Science

Apple Employee Reveals How iPhone Keyboard Came to Life

Ken Kocienda helped define the smartphone industry.

by Mike Brown
Flickr / TheBetterDay

The iPhone revolutionized the smartphone industry when it launched 11 years ago, but it nearly ended up with a very different look. An extract from an upcoming book on Wednesday reveals how Apple employee Ken Kocienda struggled to create a touchscreen keyboard that felt intuitive yet usable — and it almost ended out looking very different.

Kocienda, who worked at Apple for 15 years until 2016, details in an extract previewed by 9to5Mac that the keyboard was a big point of contention. The designers declared that buttons had to be 44 pixels wide for comfortable tapping, but the entire iPhone screen was only 320 pixels wide. Kocienda created a number of designs in October 2005, like a ribbon of letters spanning A to Z that would show a zoomed-in view of buttons in a ribbon above, and a keyboard similar to the multi-letter designs on regular phones, with “qwe” on one button, “rt” on another and so on.

See more: iOS 12 Beta Leak Hints at an Even Larger iPhone X Plus

Although the design got the thumbs-up from software head Scott Forstall, it received less-than-impressed reviews from marketing executive Phil Schiller and head of iPod Tony Fadell. The design ultimately didn’t make it to the final product, and when CEO Steve Jobs took to the stage at the Macworld conference in January 2007, he showed a keyboard that analyzes user taps and changes the size of tap targets depending on the letter likely to come next. When you type “tim,” for example, the phone makes the target for the letter “e” a bit larger.

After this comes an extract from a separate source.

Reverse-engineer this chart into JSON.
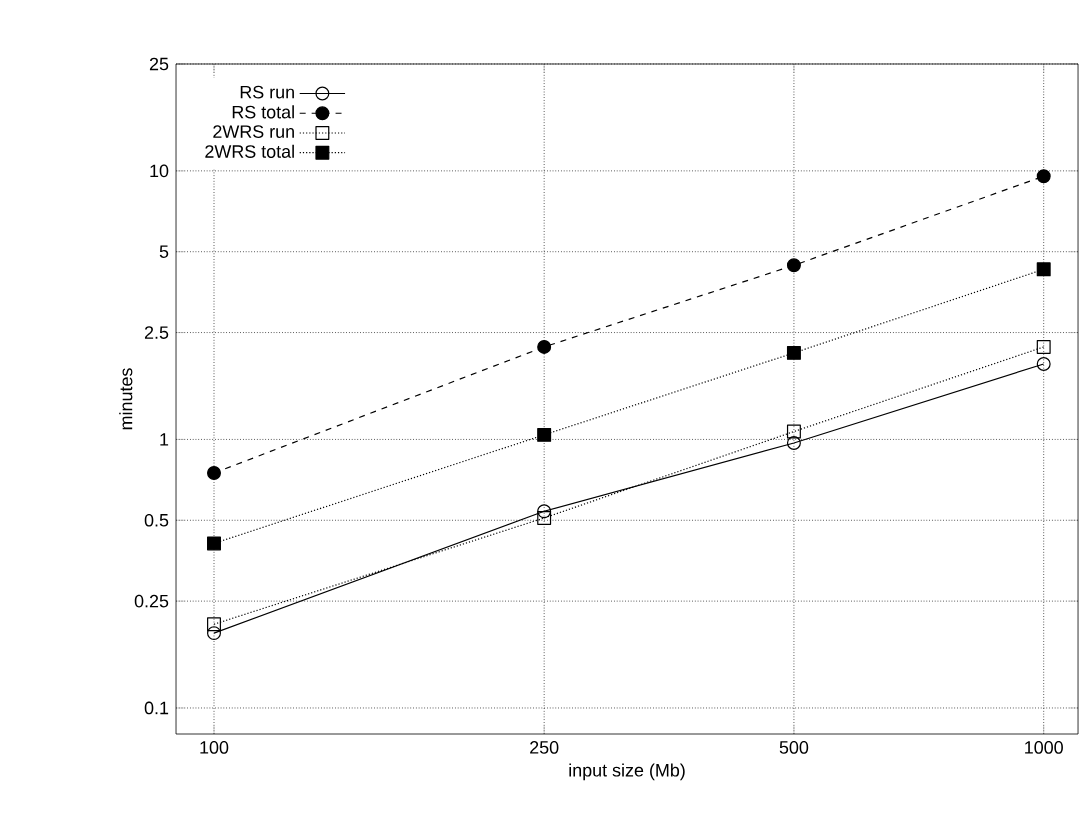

This has become less of a design issue in later years. The original iPhone screen was just 3.5 inches, only moving to four inches with the iPhone 5 in 2012. With the launch of the iPhone 6 and 6 Plus, Apple started shipping devices with screens up to 5.5 inches diagonal. This is set to get even larger later this year with the 6.5-inch iPhone X Plus, with plenty of room to tap the next letter on the keyboard. Still, the anecdote serves as a nice reminder of how constrained mobile development was in its early years.

Kocienda’s book, Creative Selection, is set to hit stores on September 4.